Ainsi, Daniel Porta, syndic de Villette, a souligné que cette fusion suivait une logique institutionnelle. Face à des centres urbains de plus en plus importants, le poids des petites communes vis-à-vis de l'Etat ne cesse de diminuer car elles ne disposent pas des moyens de résister. La fusion serait plus efficace que la simple collaboration intercommunale en simplifiant la gestion et en accélérant les procédures. Il a tenu également à rappeler que ces communes ne faisaient qu'une jusqu'en 1824, sous l'égide de Villette.

Concentration des tâches

Jean-Luc Badoux, syndic de Riex, a quant à lui évoqué les avantages organisationnels du regroupement. La concentration des tâches doit permettre une meilleure efficacité au niveau de la gestion du territoire et des équipements. De plus, depuis le 1er janvier, seules les communes de plus de 5000 habitants peuvent conserver un bureau pour les assurances sociales. Et c'est donc seulement ensemble qu'une antenne pourra être conservée dans la région.

Enfin, Alain Parisod, syndic de Grandvaux, a abordé la délicate question financière. Ce rôle n'est sans doute pas dû au hasard, sa commune étant la moins gourmande des cinq dans ce domaine. L'élu a assuré que la pression fiscale n'augmentera pas du fait de la fusion. De plus, il a rappelé qu'avec des charges communales de plus en plus importantes, il n'est pas du tout sûr que Grandvaux puisse conserver un taux si bas en restant seule.
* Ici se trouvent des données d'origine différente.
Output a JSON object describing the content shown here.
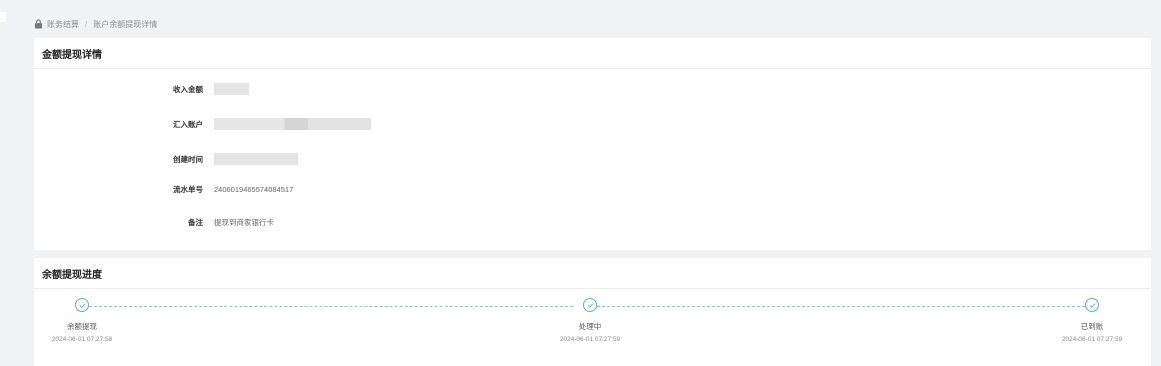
{
  "breadcrumb": {
    "root": "账务结算",
    "separator": "/",
    "current": "账户余额提现详情"
  },
  "detail": {
    "title": "金额提现详情",
    "fields": {
      "income_amount": {
        "label": "收入金额"
      },
      "account": {
        "label": "汇入账户"
      },
      "created_time": {
        "label": "创建时间"
      },
      "serial_no": {
        "label": "流水单号",
        "value": "2406019465574084517"
      },
      "remark": {
        "label": "备注",
        "value": "提现到商家银行卡"
      }
    }
  },
  "progress": {
    "title": "余额提现进度",
    "steps": [
      {
        "name": "余额提现",
        "time": "2024-06-01 07:27:58",
        "icon": "check-icon"
      },
      {
        "name": "处理中",
        "time": "2024-06-01 07:27:59",
        "icon": "check-icon"
      },
      {
        "name": "已到账",
        "time": "2024-06-01 07:27:59",
        "icon": "check-icon"
      }
    ],
    "accent": "#4fb1e0"
  }
}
Car le regroupement permet de réduire les charges salariales globales. Le nombre de fonctionnaires sera, une fois la fusion achevée, réduit et ce sans licenciement.

Néanmoins, malgré tous les avantages vantés par les syndics, la fusion n'est pas acquise. On connaît l'attachement des Vaudois à l'autonomie ainsi qu'à l'identité de leurs communes. La perte du nom et des armoiries, au profit de celles de Villette, fait grincer des dents. A Grandvaux, il constitue l'un des arguments-phares des opposants, aux côtés de la fiscalité et de la perte non compensée de l'administration. Le nom de la nouvelle identité, «Cully-Lavaux», indispose également certains.

Ce regroupement, le plus important projeté dans le canton de Vaud, donnerait ainsi un signal important sur l'évolution des mentalités dans le domaine. Dans ce cas-ci, deux blocs semblent se détacher. Un bloc est (Cully, Epesses, Riex) qui devrait dire oui, et un bloc ouest (Grandvaux, Villette) où le résultat apparaît comme incertain. La différence s'est déjà fait ressentir lors des votes dans les différents parlements communaux. L'acceptation fut massive à l'est, beaucoup plus timide à l'ouest. Or, pour que la fusion ait lieu, il faut un vote positif dans toutes les communes. Si une seule d'entre elles refuse, c'est le projet entier qui tombe à l'eau.